Rewards
Reward service, local and remote backends, and extension points.
unirl.reward constructs and runs reward backends. Rollout engines generate media; a reward backend scores it and returns per-sample values that the trainer turns into advantages.
Structure
A reward is exactly one backend, held by RewardService (unirl/reward/service.py), which scores a RolloutTrack via score_and_attach:
- a local in-process scorer (
unirl/reward/local/: PickScore, HPS, OCR, GenEval2, VideoPickScore, …), or - the remote HTTP client (
RemoteRewardBackend) talking to the standaloneunirl-reward-service/server.

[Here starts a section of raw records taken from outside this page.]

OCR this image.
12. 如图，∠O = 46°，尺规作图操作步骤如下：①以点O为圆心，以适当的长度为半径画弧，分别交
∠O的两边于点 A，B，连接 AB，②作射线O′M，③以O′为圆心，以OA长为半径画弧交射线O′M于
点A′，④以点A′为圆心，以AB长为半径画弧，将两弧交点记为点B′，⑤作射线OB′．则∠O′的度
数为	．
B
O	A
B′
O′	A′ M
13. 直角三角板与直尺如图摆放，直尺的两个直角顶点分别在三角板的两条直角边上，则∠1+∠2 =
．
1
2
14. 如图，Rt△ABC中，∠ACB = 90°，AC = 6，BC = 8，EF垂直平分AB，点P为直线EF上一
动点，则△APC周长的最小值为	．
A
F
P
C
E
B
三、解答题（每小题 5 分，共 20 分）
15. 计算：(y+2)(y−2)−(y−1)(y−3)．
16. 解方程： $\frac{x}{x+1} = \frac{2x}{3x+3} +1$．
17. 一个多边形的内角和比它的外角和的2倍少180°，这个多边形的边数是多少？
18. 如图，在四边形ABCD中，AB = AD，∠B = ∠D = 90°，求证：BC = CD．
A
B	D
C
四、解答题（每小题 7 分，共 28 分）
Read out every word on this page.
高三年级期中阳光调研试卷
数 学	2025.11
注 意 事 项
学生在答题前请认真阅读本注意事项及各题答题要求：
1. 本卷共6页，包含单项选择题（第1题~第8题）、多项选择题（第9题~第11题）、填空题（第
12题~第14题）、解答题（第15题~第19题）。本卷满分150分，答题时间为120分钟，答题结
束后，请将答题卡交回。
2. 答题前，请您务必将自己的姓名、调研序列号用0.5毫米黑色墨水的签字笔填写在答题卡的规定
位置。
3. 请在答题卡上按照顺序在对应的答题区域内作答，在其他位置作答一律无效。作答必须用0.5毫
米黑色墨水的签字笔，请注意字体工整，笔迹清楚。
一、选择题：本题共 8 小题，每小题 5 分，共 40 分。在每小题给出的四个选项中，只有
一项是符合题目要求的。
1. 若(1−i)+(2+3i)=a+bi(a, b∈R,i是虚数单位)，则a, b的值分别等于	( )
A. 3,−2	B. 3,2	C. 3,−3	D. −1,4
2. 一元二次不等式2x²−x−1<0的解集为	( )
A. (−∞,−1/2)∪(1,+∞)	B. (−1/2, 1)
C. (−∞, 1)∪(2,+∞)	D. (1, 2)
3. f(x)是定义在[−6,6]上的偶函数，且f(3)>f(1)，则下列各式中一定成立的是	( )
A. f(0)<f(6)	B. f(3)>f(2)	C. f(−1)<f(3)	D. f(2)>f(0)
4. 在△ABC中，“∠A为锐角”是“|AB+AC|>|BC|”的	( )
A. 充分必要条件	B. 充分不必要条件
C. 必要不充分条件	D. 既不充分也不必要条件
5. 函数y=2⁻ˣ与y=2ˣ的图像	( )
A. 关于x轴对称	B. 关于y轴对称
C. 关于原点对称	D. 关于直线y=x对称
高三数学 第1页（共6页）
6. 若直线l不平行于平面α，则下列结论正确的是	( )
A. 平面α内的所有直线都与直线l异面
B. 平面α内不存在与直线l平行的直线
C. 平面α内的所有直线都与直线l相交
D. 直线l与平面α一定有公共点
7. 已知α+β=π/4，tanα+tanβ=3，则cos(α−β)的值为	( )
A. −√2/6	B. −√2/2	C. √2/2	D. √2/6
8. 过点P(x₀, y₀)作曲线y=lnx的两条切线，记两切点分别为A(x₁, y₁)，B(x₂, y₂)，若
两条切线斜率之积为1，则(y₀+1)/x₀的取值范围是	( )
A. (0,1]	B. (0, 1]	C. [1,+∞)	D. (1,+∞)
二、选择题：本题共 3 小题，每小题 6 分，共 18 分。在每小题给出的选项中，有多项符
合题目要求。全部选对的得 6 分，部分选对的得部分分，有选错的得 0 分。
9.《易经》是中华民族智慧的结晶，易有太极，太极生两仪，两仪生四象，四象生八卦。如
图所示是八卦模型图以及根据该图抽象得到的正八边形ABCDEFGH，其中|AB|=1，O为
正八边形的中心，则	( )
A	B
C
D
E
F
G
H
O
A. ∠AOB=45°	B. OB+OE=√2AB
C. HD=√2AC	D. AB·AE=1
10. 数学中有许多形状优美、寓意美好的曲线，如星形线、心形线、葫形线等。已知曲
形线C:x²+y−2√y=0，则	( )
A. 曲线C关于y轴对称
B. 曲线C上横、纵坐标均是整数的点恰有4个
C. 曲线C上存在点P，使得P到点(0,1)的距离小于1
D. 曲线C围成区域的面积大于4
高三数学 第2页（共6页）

The current YAML shape, component contract, and scorer extension workflow live in the generated Reward Package README.
Config Shape
A reward is wired via Hydra _target_:
reward:
_target_: unirl.reward.service.RewardService
backend:
_target_: unirl.reward.local.pickscore.PickScoreRewardScorer
base_device: cuda
config:
_target_: unirl.reward.local.pickscore.PickScoreSpec
batch_size: 8For out-of-process scoring, point backend._target_ at unirl.reward.remote.RemoteRewardBackend with a RemoteRewardSpec (base_url, required_rewards, reward_weights, input_kind). The remote service runs from unirl-reward-service/ on its own GPU node.
Failure Semantics
Reward failures are loud, never silent: a non-finite or null reward is flagged as a sample failure, and RewardService.score_and_attach raises on any failure (naming the offending reward and sample) so an inference error stops the step rather than poisoning the GRPO group.
Adding a Local Scorer
Add the spec and scorer near the reward implementation under unirl/reward/local/. Prefer LocalRewardBackend for in-process model scorers because it provides device resolution, eager load, offload(), and onload(). Define the spec as a plain @dataclass and reference it by _target_ under reward.backend.config in the recipe (no registration step). See the generated Reward Package README for the full example and the remote wire contract.